Burger Friday: Bar Lurcat
- Blog Post by: Rick Nelson
- September 6, 2013 - 10:10 AM
The burger: Not just one, but two. Trace the local lineage of the upscale slider back to its roots, and no doubt the Lurcat Burger – technically, shouldn’t that be Burger(s)? – at Bar Lurcat will be front and center.
What an inspired idea. Instead of going plus-size, as so many burgers seem to do in their attempt to impress, the Lurcat version veers in the opposite direction, tucking a small-ish (roughly 3 oz.) patty inside a flavorful New French Bakery potato roll. The beef is chuck, ground in-house and boosted with trimmings from the dining room menu’s tenderloins and New York strips.
That’s an auspicious start to any burger, but then chef Adam King and his crew turn to the magic ingredient, and plenty of it: Butter. It’s used – to excellent effect – to sweat onions and fresh thyme, a savory mix that’s folded into the ground beef, along with eggs, salt, pepper and, yes, more butter.
“We try not to tell people how much butter is in it,” said King with a laugh. “But I also remind people that a lot of it eventually cooks out.”
Well, not all of it, because this diminutive and affordable nosh manages to pack quite the luxurious punch. A sear on the bar kitchen’s flattop grill -- an even heat that places a light, uniform char over the patty’s surface while keeping the interior tender and juicy – only enhances the beef’s taste properties.
Garnishes? Barely any, just a reduction of purple-red shallots, red wine and sugar, mixed with – what else? – butter. There’s a bit of chopped parsley, too. That’s it, an admirable restraint that works, beautifully.
“People will ask for mayo, or lettuce, or tomatoes and pickles, and of course we’ll honor their requests,” said King. “But you lose the whole point of the burger. That hint of thyme, the juicy butter, the sweetness of the shallots.” Indeed.
Of course, that’s not the end of the butter (and people wonder why dining out can be so perilous to weight-reduction efforts?). More is smeared on the sliced side of the buns, a kick-start to the toasting process that yields a tantalizing, this-only-happens-with-butter gentle crispness.
The twin burgers have been on the menu since the restaurant opened 11 years ago under chef Isaac Becker (who later went on to launch his own trio of first-rate properties, 112 Eatery, Bar La Grassa and Burch Steak and Pizza Bar), and they continue to be the bar’s top-selling food item.

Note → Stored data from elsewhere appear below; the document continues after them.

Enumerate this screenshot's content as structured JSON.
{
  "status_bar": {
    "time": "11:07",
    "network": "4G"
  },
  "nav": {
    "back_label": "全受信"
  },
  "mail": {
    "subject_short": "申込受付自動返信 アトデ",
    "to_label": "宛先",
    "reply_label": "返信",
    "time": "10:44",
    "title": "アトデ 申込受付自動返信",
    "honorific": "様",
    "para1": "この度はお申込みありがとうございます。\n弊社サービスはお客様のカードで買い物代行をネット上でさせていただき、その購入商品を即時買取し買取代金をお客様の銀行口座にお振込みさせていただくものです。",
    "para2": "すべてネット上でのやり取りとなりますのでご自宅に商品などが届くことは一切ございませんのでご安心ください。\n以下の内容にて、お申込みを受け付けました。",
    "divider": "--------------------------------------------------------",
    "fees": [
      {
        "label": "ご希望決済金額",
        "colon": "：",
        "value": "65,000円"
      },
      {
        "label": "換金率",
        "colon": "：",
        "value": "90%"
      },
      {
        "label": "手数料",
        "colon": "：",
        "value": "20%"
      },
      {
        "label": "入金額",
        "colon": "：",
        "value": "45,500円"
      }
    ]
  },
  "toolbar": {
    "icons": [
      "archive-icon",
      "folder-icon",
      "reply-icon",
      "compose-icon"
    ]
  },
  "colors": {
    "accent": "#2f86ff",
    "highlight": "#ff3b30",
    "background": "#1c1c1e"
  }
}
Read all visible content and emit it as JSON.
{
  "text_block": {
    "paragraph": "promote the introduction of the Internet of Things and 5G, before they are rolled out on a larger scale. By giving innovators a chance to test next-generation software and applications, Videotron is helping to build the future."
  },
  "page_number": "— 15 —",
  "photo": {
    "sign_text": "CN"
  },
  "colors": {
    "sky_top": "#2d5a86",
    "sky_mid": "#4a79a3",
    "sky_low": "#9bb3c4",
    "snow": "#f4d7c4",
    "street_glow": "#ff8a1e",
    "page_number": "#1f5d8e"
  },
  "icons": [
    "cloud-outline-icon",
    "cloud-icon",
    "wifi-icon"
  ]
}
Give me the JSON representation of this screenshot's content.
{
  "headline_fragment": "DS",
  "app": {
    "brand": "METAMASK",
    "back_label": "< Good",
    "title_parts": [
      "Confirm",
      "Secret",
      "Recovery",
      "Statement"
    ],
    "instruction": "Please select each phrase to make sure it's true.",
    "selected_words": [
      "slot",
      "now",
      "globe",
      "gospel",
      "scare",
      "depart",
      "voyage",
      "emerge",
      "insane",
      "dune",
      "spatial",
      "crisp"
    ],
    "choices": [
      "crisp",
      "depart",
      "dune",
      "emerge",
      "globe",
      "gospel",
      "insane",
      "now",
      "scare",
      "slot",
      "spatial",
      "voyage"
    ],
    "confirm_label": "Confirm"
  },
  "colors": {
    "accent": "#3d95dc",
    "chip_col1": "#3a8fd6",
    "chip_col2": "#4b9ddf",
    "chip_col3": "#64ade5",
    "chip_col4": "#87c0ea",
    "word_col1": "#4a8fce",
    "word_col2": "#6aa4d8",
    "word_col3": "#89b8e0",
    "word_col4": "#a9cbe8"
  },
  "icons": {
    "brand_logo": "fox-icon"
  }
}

King would probably be run out of town if he so much as thought about taking them off the menu.
A word to the wise: Don't kid yourself. When that plate of two cute burgers materializes at the table, a person will genuinely (if naively) believe that they're going to share one of them, but that's so not going to happen. Order a second round, pronto.
Price: $8.50, a top-notch value. In typical early-to-bed Minneapolis fashion, the bar’s kitchen cooks until 10 p.m. Monday through Thursday (and 9 p.m. Sunday, yikes); the good news is that King keeps the stoves going until midnight on Friday and Saturday.
Fries: An additional $9. That’s somewhat steep, although they pretty much belong on anyone’s Lurcat itinerary. Along with their deep-fried compatriots, pastry chef Leah Henderson’s warm, twinkling-with-cinnamon-and-sugar mini-doughnuts ($7.50), which put their Minnesota State Fair counterparts to shame.
Hurry in: Lurcat boasts not one but two patios, both doozies: One fronts the gorgeous green sweep that is Loring Park, the other is tucked inside an uber-romantic alley, a decidedly this-can’t-be-in-Minneapolis treasure that dates back to the days when the space was home to the Loring Cafe. This warm weather won’t last forever, so take advantage of it – and Lurcat’s outdoor dining venues – while you can. One additional note: The restaurant’s attentive, gracious service is a hallmark of the restaurant’s place in the D’Amico family of well-managed food-and-drink establishments.
Address book: 1624 Harmon Place, Mpls., 612-486-5500.